PS7

Instructions

Create a new markdown document where you will answer all questions. Submit (1) your code as an .Rmd file, and (2) a rendered html file including only what you wish to present, to the Problem Set 7 assignment under the Assignments tab in Canvas. The problem set is due Friday, 21 March, by 10:00 EST. Name your files lastname_ps07 (.html and .Rmd).

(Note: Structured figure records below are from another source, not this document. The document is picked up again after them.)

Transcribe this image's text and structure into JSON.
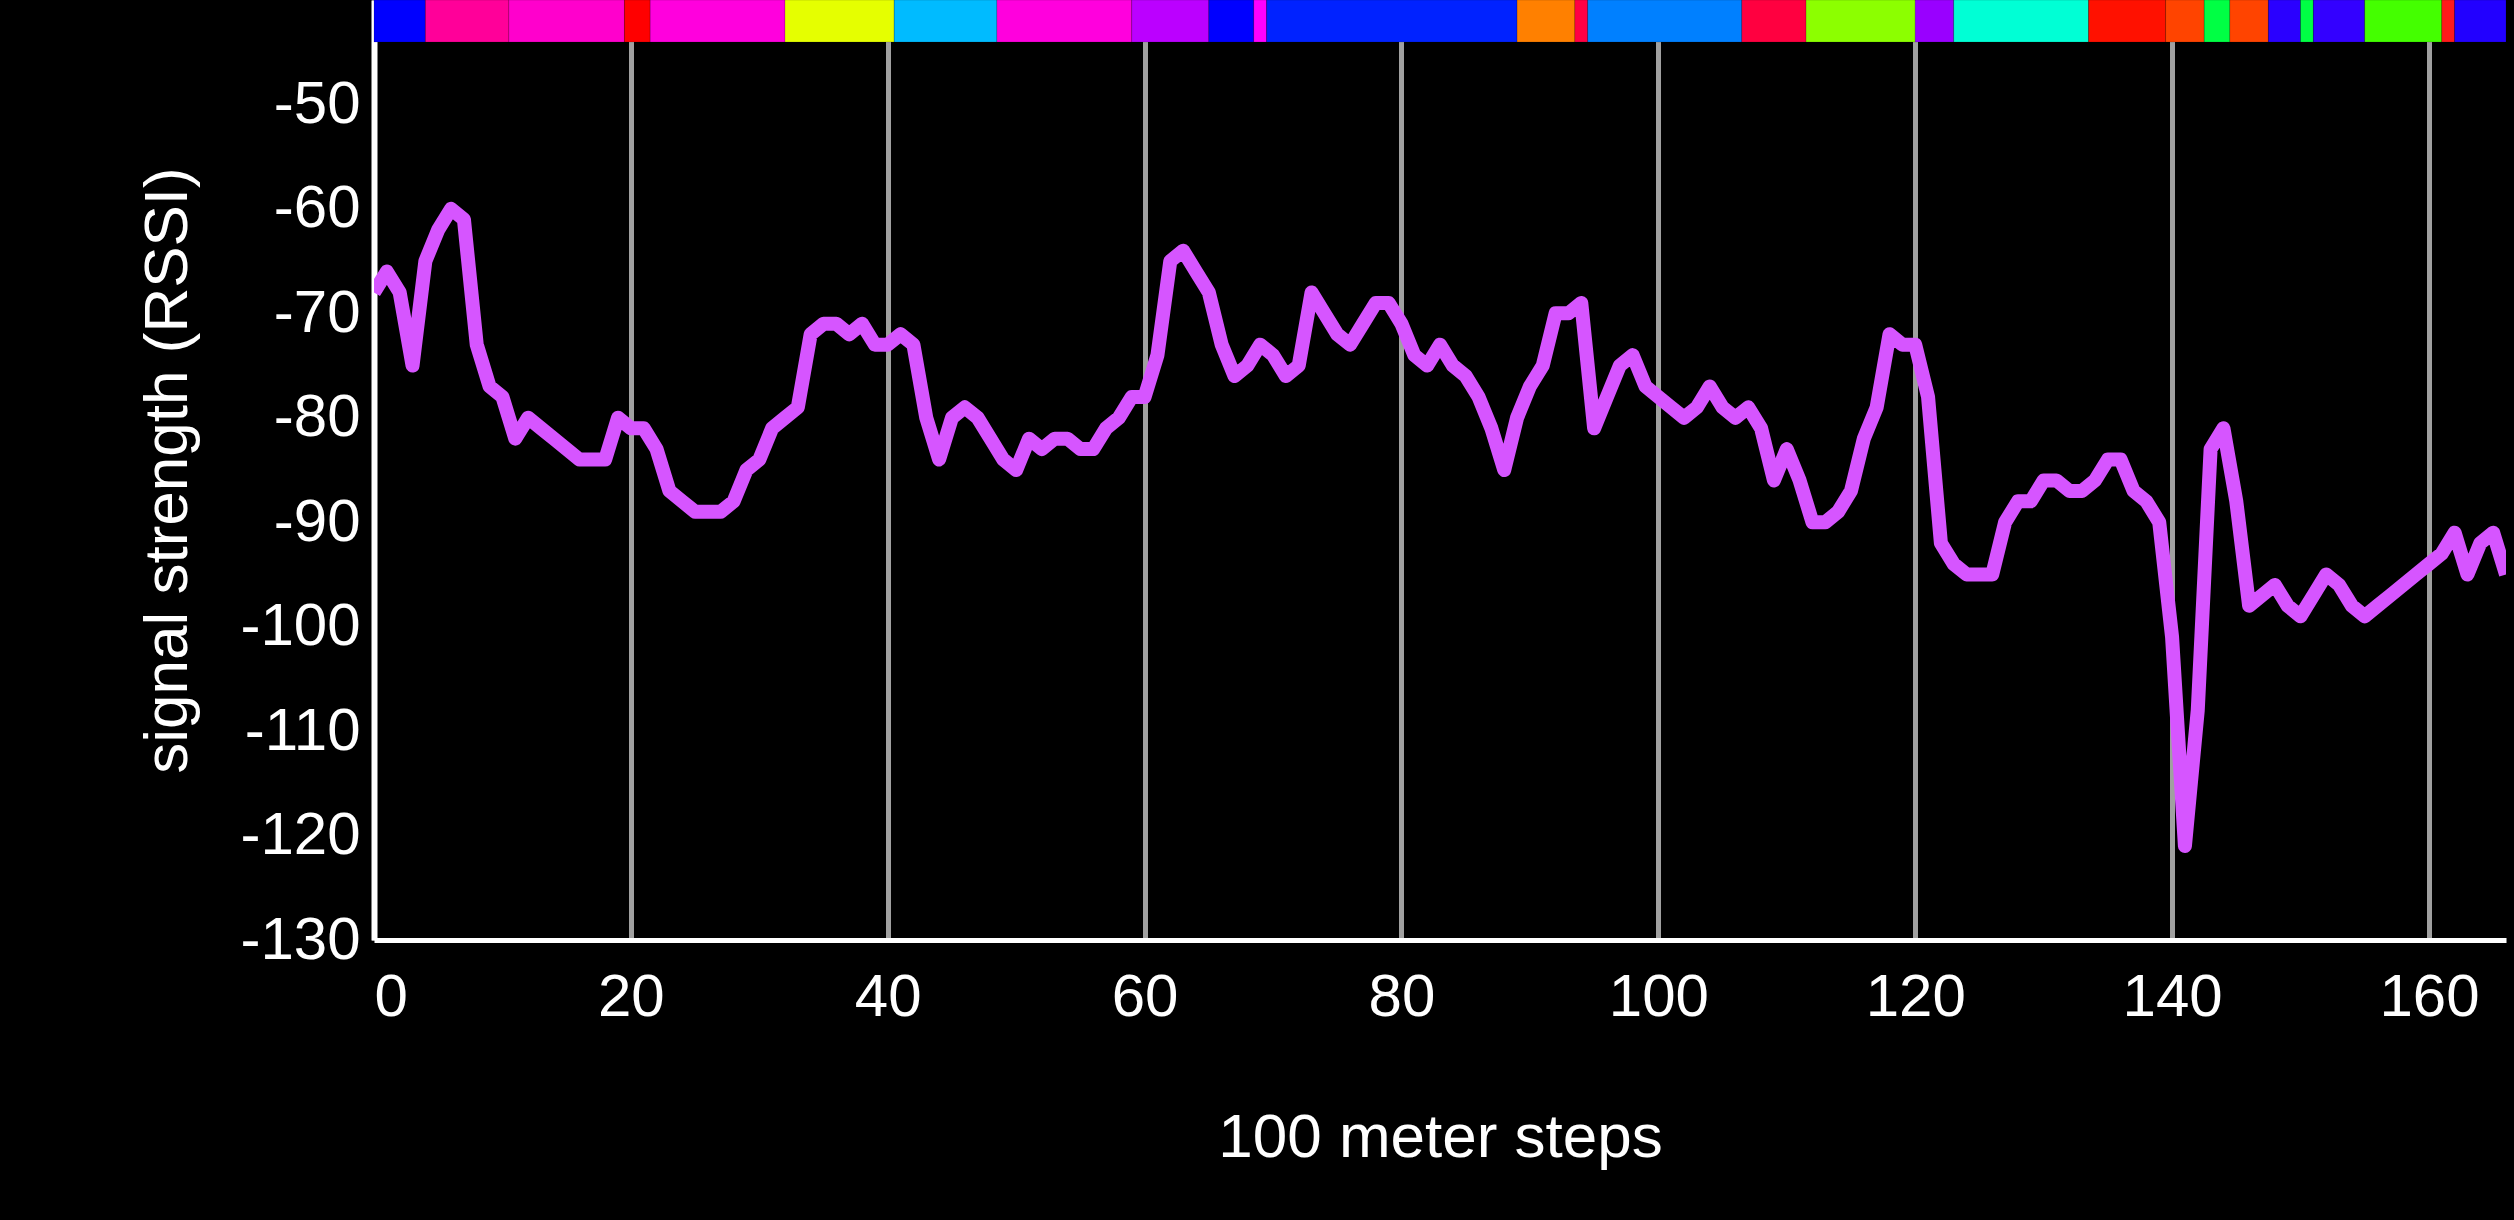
{
  "chart_data": {
    "type": "line",
    "xlabel": "100 meter steps",
    "ylabel": "signal strength (RSSI)",
    "x": [
      0,
      1,
      2,
      3,
      4,
      5,
      6,
      7,
      8,
      9,
      10,
      11,
      12,
      13,
      14,
      15,
      16,
      17,
      18,
      19,
      20,
      21,
      22,
      23,
      24,
      25,
      26,
      27,
      28,
      29,
      30,
      31,
      32,
      33,
      34,
      35,
      36,
      37,
      38,
      39,
      40,
      41,
      42,
      43,
      44,
      45,
      46,
      47,
      48,
      49,
      50,
      51,
      52,
      53,
      54,
      55,
      56,
      57,
      58,
      59,
      60,
      61,
      62,
      63,
      64,
      65,
      66,
      67,
      68,
      69,
      70,
      71,
      72,
      73,
      74,
      75,
      76,
      77,
      78,
      79,
      80,
      81,
      82,
      83,
      84,
      85,
      86,
      87,
      88,
      89,
      90,
      91,
      92,
      93,
      94,
      95,
      96,
      97,
      98,
      99,
      100,
      101,
      102,
      103,
      104,
      105,
      106,
      107,
      108,
      109,
      110,
      111,
      112,
      113,
      114,
      115,
      116,
      117,
      118,
      119,
      120,
      121,
      122,
      123,
      124,
      125,
      126,
      127,
      128,
      129,
      130,
      131,
      132,
      133,
      134,
      135,
      136,
      137,
      138,
      139,
      140,
      141,
      142,
      143,
      144,
      145,
      146,
      147,
      148,
      149,
      150,
      151,
      152,
      153,
      154,
      155,
      156,
      157,
      158,
      159,
      160,
      161,
      162,
      163,
      164,
      165,
      166
    ],
    "series": [
      {
        "color": "#d655ff",
        "values": [
          -68,
          -66,
          -68,
          -75,
          -65,
          -62,
          -60,
          -61,
          -73,
          -77,
          -78,
          -82,
          -80,
          -81,
          -82,
          -83,
          -84,
          -84,
          -84,
          -80,
          -81,
          -81,
          -83,
          -87,
          -88,
          -89,
          -89,
          -89,
          -88,
          -85,
          -84,
          -81,
          -80,
          -79,
          -72,
          -71,
          -71,
          -72,
          -71,
          -73,
          -73,
          -72,
          -73,
          -80,
          -84,
          -80,
          -79,
          -80,
          -82,
          -84,
          -85,
          -82,
          -83,
          -82,
          -82,
          -83,
          -83,
          -81,
          -80,
          -78,
          -78,
          -74,
          -65,
          -64,
          -66,
          -68,
          -73,
          -76,
          -75,
          -73,
          -74,
          -76,
          -75,
          -68,
          -70,
          -72,
          -73,
          -71,
          -69,
          -69,
          -71,
          -74,
          -75,
          -73,
          -75,
          -76,
          -78,
          -81,
          -85,
          -80,
          -77,
          -75,
          -70,
          -70,
          -69,
          -81,
          -78,
          -75,
          -74,
          -77,
          -78,
          -79,
          -80,
          -79,
          -77,
          -79,
          -80,
          -79,
          -81,
          -86,
          -83,
          -86,
          -90,
          -90,
          -89,
          -87,
          -82,
          -79,
          -72,
          -73,
          -73,
          -78,
          -92,
          -94,
          -95,
          -95,
          -95,
          -90,
          -88,
          -88,
          -86,
          -86,
          -87,
          -87,
          -86,
          -84,
          -84,
          -87,
          -88,
          -90,
          -101,
          -121,
          -108,
          -83,
          -81,
          -88,
          -98,
          -97,
          -96,
          -98,
          -99,
          -97,
          -95,
          -96,
          -98,
          -99,
          -98,
          -97,
          -96,
          -95,
          -94,
          -93,
          -91,
          -95,
          -92,
          -91,
          -95
        ]
      }
    ],
    "xlim": [
      0,
      166
    ],
    "ylim": [
      -130,
      -40
    ],
    "xticks": [
      0,
      20,
      40,
      60,
      80,
      100,
      120,
      140,
      160
    ],
    "yticks": [
      -130,
      -120,
      -110,
      -100,
      -90,
      -80,
      -70,
      -60,
      -50
    ],
    "grid": "x",
    "line_style": "solid",
    "bands": [
      {
        "axis": "x",
        "from": 0,
        "to": 4,
        "color": "#0000ff"
      },
      {
        "axis": "x",
        "from": 4,
        "to": 10.5,
        "color": "#ff0099"
      },
      {
        "axis": "x",
        "from": 10.5,
        "to": 19.5,
        "color": "#ff00cc"
      },
      {
        "axis": "x",
        "from": 19.5,
        "to": 21.5,
        "color": "#ff0000"
      },
      {
        "axis": "x",
        "from": 21.5,
        "to": 32,
        "color": "#ff00dd"
      },
      {
        "axis": "x",
        "from": 32,
        "to": 40.5,
        "color": "#e5ff00"
      },
      {
        "axis": "x",
        "from": 40.5,
        "to": 48.5,
        "color": "#00bbff"
      },
      {
        "axis": "x",
        "from": 48.5,
        "to": 59,
        "color": "#ff00dd"
      },
      {
        "axis": "x",
        "from": 59,
        "to": 65,
        "color": "#bb00ff"
      },
      {
        "axis": "x",
        "from": 65,
        "to": 68.5,
        "color": "#0000ff"
      },
      {
        "axis": "x",
        "from": 68.5,
        "to": 69.5,
        "color": "#ff00ff"
      },
      {
        "axis": "x",
        "from": 69.5,
        "to": 89,
        "color": "#0022ff"
      },
      {
        "axis": "x",
        "from": 89,
        "to": 93.5,
        "color": "#ff8000"
      },
      {
        "axis": "x",
        "from": 93.5,
        "to": 94.5,
        "color": "#ff0044"
      },
      {
        "axis": "x",
        "from": 94.5,
        "to": 106.5,
        "color": "#0080ff"
      },
      {
        "axis": "x",
        "from": 106.5,
        "to": 111.5,
        "color": "#ff0040"
      },
      {
        "axis": "x",
        "from": 111.5,
        "to": 120,
        "color": "#8cff00"
      },
      {
        "axis": "x",
        "from": 120,
        "to": 123,
        "color": "#9900ff"
      },
      {
        "axis": "x",
        "from": 123,
        "to": 133.5,
        "color": "#00ffd5"
      },
      {
        "axis": "x",
        "from": 133.5,
        "to": 139.5,
        "color": "#ff1100"
      },
      {
        "axis": "x",
        "from": 139.5,
        "to": 142.5,
        "color": "#ff4400"
      },
      {
        "axis": "x",
        "from": 142.5,
        "to": 144.5,
        "color": "#00ff44"
      },
      {
        "axis": "x",
        "from": 144.5,
        "to": 147.5,
        "color": "#ff4400"
      },
      {
        "axis": "x",
        "from": 147.5,
        "to": 150,
        "color": "#2a00ff"
      },
      {
        "axis": "x",
        "from": 150,
        "to": 151,
        "color": "#00ff44"
      },
      {
        "axis": "x",
        "from": 151,
        "to": 155,
        "color": "#3300ff"
      },
      {
        "axis": "x",
        "from": 155,
        "to": 161,
        "color": "#44ff00"
      },
      {
        "axis": "x",
        "from": 161,
        "to": 162,
        "color": "#ff1a1a"
      },
      {
        "axis": "x",
        "from": 162,
        "to": 166,
        "color": "#2200ff"
      }
    ]
  }
}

All submitted work must be your own.

Data for Problem 1

You will use the data file chile.csv. These are data on citizen characteristics and public opinion in Chile in 1988. The variables of interest are as follows:

  • age: age, in years
  • population: population size of respondent’s community
  • statusquo: higher values = more support for the status quo, standardized to have mean zero and standard deviation of one
  • income: monthly income, in pesos
  • education: 3 levels: primary only (P), post-secondary (PS), secondary (S)
  • sex: factor variable with two levels, female (0) and male (1)
  1. Load the data and save it in an object named chile
  2. Create a new variable, income_1000, that measures income in thousands of pesos
  3. Create a new variable, educ_num, that is numeric, with increasing values representing increasing amounts of education (use values 0, 1, and 2)
  4. Create a new variable, pop_1000, that measures population in thousands of people

Problem 1

\[ \text{statusquo}_i = \beta_0 + \beta_1\text{age}_i + \beta_2\text{sex}_i + \beta_3\text{income_1000}_i + \beta_4\text{educ_num}_i + \\ \beta_5\text{population_1000}_i + \beta_6(\text{income_1000}_i)(\text{educ_num}_i) + u_i \]

  1. Estimate the model above using lm, store it in object m1, and report your OLS regression results in a professional looking table.

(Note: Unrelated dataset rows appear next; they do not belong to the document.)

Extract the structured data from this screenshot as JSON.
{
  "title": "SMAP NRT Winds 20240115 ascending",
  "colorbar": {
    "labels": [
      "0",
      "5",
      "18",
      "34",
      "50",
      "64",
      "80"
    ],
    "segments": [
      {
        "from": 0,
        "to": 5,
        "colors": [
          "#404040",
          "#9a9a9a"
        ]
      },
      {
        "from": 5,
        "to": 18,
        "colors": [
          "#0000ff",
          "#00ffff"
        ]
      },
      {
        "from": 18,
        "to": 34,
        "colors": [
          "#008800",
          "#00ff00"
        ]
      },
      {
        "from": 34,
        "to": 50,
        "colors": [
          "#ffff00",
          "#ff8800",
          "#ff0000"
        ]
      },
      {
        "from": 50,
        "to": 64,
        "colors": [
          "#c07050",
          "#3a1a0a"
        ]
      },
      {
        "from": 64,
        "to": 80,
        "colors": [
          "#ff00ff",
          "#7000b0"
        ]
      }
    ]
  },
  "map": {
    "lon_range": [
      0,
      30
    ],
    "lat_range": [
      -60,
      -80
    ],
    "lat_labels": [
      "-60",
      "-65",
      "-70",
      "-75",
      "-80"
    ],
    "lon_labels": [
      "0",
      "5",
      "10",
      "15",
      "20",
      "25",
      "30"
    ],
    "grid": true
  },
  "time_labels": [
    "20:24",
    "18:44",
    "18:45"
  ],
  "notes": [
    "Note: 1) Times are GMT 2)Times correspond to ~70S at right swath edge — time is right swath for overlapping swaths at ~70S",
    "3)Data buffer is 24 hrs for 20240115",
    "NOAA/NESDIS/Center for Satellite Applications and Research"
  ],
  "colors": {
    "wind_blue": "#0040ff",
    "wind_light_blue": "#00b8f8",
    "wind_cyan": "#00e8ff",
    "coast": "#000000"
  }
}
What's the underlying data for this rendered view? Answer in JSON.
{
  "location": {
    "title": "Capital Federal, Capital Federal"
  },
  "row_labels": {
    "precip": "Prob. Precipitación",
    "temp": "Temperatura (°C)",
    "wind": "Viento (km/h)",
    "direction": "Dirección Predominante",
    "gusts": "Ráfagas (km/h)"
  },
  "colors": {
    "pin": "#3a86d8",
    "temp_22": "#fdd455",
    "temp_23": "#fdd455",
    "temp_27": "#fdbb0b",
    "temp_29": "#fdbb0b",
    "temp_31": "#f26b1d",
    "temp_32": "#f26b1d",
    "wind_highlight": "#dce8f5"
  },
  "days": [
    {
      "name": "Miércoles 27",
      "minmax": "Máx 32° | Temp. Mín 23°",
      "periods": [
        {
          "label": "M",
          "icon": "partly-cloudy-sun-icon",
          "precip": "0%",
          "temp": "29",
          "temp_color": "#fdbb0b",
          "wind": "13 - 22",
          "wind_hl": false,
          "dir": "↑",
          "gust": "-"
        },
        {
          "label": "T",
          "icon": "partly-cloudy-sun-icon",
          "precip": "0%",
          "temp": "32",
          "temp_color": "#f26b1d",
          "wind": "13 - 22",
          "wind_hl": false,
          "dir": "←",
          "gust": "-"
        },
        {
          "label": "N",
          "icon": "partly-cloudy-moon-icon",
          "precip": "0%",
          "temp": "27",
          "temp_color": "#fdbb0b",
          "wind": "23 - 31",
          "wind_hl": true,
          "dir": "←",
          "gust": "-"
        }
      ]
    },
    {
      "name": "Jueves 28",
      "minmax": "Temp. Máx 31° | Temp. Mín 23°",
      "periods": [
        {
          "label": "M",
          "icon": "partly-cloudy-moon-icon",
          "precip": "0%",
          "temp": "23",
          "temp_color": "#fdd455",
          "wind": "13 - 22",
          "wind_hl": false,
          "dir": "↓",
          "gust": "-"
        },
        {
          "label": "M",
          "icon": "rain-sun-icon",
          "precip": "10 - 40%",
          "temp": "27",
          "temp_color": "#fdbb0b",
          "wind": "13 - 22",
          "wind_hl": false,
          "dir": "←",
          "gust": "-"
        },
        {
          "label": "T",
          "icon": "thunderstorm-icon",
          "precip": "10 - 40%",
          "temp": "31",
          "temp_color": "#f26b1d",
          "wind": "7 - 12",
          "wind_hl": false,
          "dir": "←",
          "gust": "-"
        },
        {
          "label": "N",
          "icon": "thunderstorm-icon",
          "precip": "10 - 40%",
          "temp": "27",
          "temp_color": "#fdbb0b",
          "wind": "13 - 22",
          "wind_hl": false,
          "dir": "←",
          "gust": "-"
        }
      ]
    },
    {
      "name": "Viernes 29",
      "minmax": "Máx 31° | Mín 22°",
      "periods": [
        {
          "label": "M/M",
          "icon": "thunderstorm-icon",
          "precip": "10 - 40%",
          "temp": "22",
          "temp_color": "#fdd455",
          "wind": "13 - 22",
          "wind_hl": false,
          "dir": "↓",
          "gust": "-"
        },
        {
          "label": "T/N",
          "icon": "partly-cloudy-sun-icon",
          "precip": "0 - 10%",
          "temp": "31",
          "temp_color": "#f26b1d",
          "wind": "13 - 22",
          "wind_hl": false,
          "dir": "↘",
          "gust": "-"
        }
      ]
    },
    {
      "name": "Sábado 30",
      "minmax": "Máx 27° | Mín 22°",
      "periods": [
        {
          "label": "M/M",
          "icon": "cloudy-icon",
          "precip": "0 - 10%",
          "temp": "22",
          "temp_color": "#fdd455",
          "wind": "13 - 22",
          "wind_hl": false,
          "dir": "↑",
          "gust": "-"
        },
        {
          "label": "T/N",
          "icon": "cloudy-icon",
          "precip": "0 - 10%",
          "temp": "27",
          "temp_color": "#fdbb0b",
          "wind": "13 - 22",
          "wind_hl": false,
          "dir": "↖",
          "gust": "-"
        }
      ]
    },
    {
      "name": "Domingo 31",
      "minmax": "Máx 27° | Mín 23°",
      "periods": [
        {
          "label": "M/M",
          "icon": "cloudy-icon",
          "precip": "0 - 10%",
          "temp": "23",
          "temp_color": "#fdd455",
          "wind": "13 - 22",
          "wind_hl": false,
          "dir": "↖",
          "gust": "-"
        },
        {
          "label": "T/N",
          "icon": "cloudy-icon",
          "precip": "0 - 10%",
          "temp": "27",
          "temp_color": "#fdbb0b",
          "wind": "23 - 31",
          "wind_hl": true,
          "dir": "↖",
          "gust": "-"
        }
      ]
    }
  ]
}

  2. What is the p-value for the estimate for \(\beta_6\) and what does it tell you about its associated null hypothesis test? Write a sentence that interprets this test substantively. Be specific with respect to the variables involved: what does this null test mean for the variables and their relationships to the DV?

  3. Write (using Latex) the equation for the conditional marginal effect of education on support for the status quo.

  4. Use this formula to calculate the set of conditional marginal effects across the range of values of income in these data (income from min to max). Plot these conditional marginal effects in a professional-looking figure.

  5. Use the analytic formula for the standard error of the conditional marginal effect to calculate 95% confidence bounds by hand for the estimates you calculated in part c., and add these to your plot. (show using echo=T)

  6. Write a substantive interpretation of the plot. What does the data tell you about the effect of education and how it is conditioned by income?

  7. Use the marginaleffects package to check your work for c. and d. Make sure you get the same result by hand and using marginaleffects.

  8. By hand, calculate bootstrapped standard errors for the coefficients on the two constituent terms of the interaction and for the interaction term itself. Calculate 95% confidence intervals for each using the percentile method.

  9. Do the same thing as in h., but using the marginaleffects package function inferences() and the bootstrap options therein.

  10. Now use the boot package to calculate 95% confidence intervals for \(\hat{\beta_3}\) using the accelerated bias-corrected approach (bca).

Data for Problem 2

We will use the following variables in the dataset contribupdate.csv:

  • age: Age (years)
  • female: 1=female, 0=male
  • faminc: Household income (in $1,000 U.S. dollars);
  • given: Campaign contributions over the past year (in U.S. dollars).
  1. Load the data and name it contrib.
  2. Create two new variables that are the natural log transform of faminc and given, and name them ln_faminc and ln_given, respectively.

Problem 2

\[ \ln(\text{given}_i) = \beta_0 + \beta_1 \text{age}_i + \beta_2 \text{female}_i + \beta_3 \ln(\text{faminc}_i) + u_i \]

  1. Estimate the model above using lm and store it in the object m2.

  2. Calculate the following quantities by hand (show using echo=T):

    • The predicted percent change in given for a 10-year increase in age
    • The difference in the expected values of given for females versus males, holding age and faminc at their respective means.
    • The average marginal effect of faminc on given.
  3. Use simulation (use sim function in arm package) to get 95% confidence bounds for each of the quantities you calculated in part b. (show using echo=T)

  4. Write a short substantive interpretation of the results for each of these quantities and their respective confidence intervals.